The Qatar crisis has shown that the GCC has evolved from a body focused on maintaining unity to one that is paying the price for merely remaining in place and enduring. In other words, the GCC, despite the crisis, has moved from the period of biological compatibility based on tribal relations and anthropological similarities to a period in which unity is defined by modern logical standards rather than primitive blood and cultural ties.
The dramatic aspect of the Doha crisis is the tip of the iceberg of a reality that GCC members tried to hide for three decades. The reality is that individual interests of the members are often constructed on political and social philosophies out of sync with official GCC discourse.
There are telling axioms regarding Qatar worthy of attention and analysis. The first has to do with the strength of bilateral interests between the GCC members in comparison with the strength of each member’s interests with the rest of the world. We need to find out the degree to which GCC members see their own security and stability dependent on the collective entity’s security and stability before they perceive them dependent on the security and agendas of non-GCC capitals.
The boycotting countries do not appreciate Qatar’s unusual relations with Iran nor do they like its supra-GCC relations with Turkey. They also do not tolerate Qatar’s unique relations with political Islamist groups. These criticisms are signs of structural failure in the founding spirit of the GCC.
The GCC’s failure to find a purely internal collective solution to the crisis with Qatar does not necessarily erode its political and economic importance for the region’s countries. Suffice it to note that some world capitals were unable to come up with solutions to the crisis. Even the major world powers could not break the consensus of the Gulf countries on their approach to resolving the crisis. The Gulf countries and the international community are behind the Kuwaiti mediation.
We are hearing voices from the Gulf discreetly announcing the end of the GCC. The political world, however, has seemingly become convinced of the necessity of keeping the GCC alive and united because it represents a strategic necessity for security and peace in the world.
The crisis in the Gulf seems to argue in favour of keeping and reinforcing the GCC rather than dismantling it. It is important, however, to keep in mind that the problem is internal to the Gulf countries and requires a solution from inside the Gulf, a solution that is in line with and protective of the Gulf’s specificities and sensitivities. Imported solutions would be useless.

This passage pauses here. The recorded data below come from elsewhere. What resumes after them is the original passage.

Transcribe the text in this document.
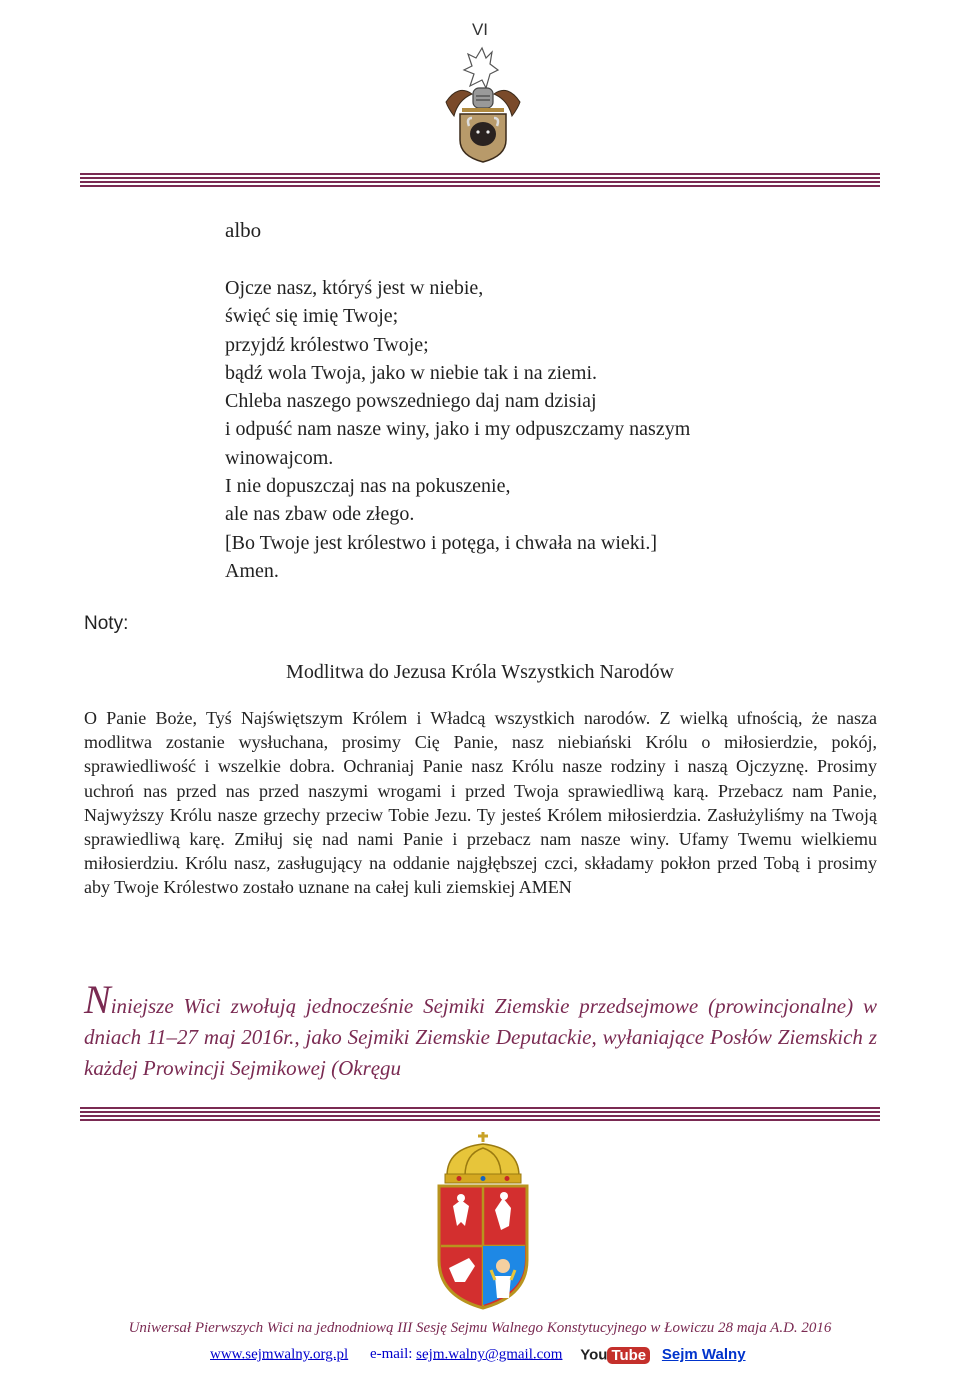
VI
albo
Ojcze nasz, któryś jest w niebie,
święć się imię Twoje;
przyjdź królestwo Twoje;
bądź wola Twoja, jako w niebie tak i na ziemi.
Chleba naszego powszedniego daj nam dzisiaj
i odpuść nam nasze winy, jako i my odpuszczamy naszym
winowajcom.
I nie dopuszczaj nas na pokuszenie,
ale nas zbaw ode złego.
[Bo Twoje jest królestwo i potęga, i chwała na wieki.]
Amen.
Noty:
Modlitwa do Jezusa Króla Wszystkich Narodów
O Panie Boże, Tyś Najświętszym Królem i Władcą wszystkich narodów. Z wielką ufnością, że nasza modlitwa zostanie wysłuchana, prosimy Cię Panie, nasz niebiański Królu o miłosierdzie, pokój, sprawiedliwość i wszelkie dobra. Ochraniaj Panie nasz Królu nasze rodziny i naszą Ojczyznę. Prosimy uchroń nas przed nas przed naszymi wrogami i przed Twoja sprawiedliwą karą. Przebacz nam Panie, Najwyższy Królu nasze grzechy przeciw Tobie Jezu. Ty jesteś Królem miłosierdzia. Zasłużyliśmy na Twoją sprawiedliwą karę. Zmiłuj się nad nami Panie i przebacz nam nasze winy. Ufamy Twemu wielkiemu miłosierdziu. Królu nasz, zasługujący na oddanie najgłębszej czci, składamy pokłon przed Tobą i prosimy aby Twoje Królestwo zostało uznane na całej kuli ziemskiej AMEN
Niniejsze Wici zwołują jednocześnie Sejmiki Ziemskie przedsejmowe (prowincjonalne) w dniach 11–27 maj 2016r., jako Sejmiki Ziemskie Deputackie, wyłaniające Posłów Ziemskich z każdej Prowincji Sejmikowej (Okręgu
Uniwersał Pierwszych Wici na jednodniową III Sesję Sejmu Walnego Konstytucyjnego w Łowiczu 28 maja A.D. 2016
www.sejmwalny.org.pl e-mail: sejm.walny@gmail.com You Tube Sejm Walny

The international reaction to the Gulf crisis with Qatar has revealed the limitations of the major powers in imposing their own solutions to international crises. These powers tried in vain to interfere in the Gulf crisis. US Secretary of State Rex Tillerson, for example, had to settle for just the signing of a memorandum of understanding with Qatar on tracking the flow of terrorist financing. The solution to the problems must come from inside the GCC.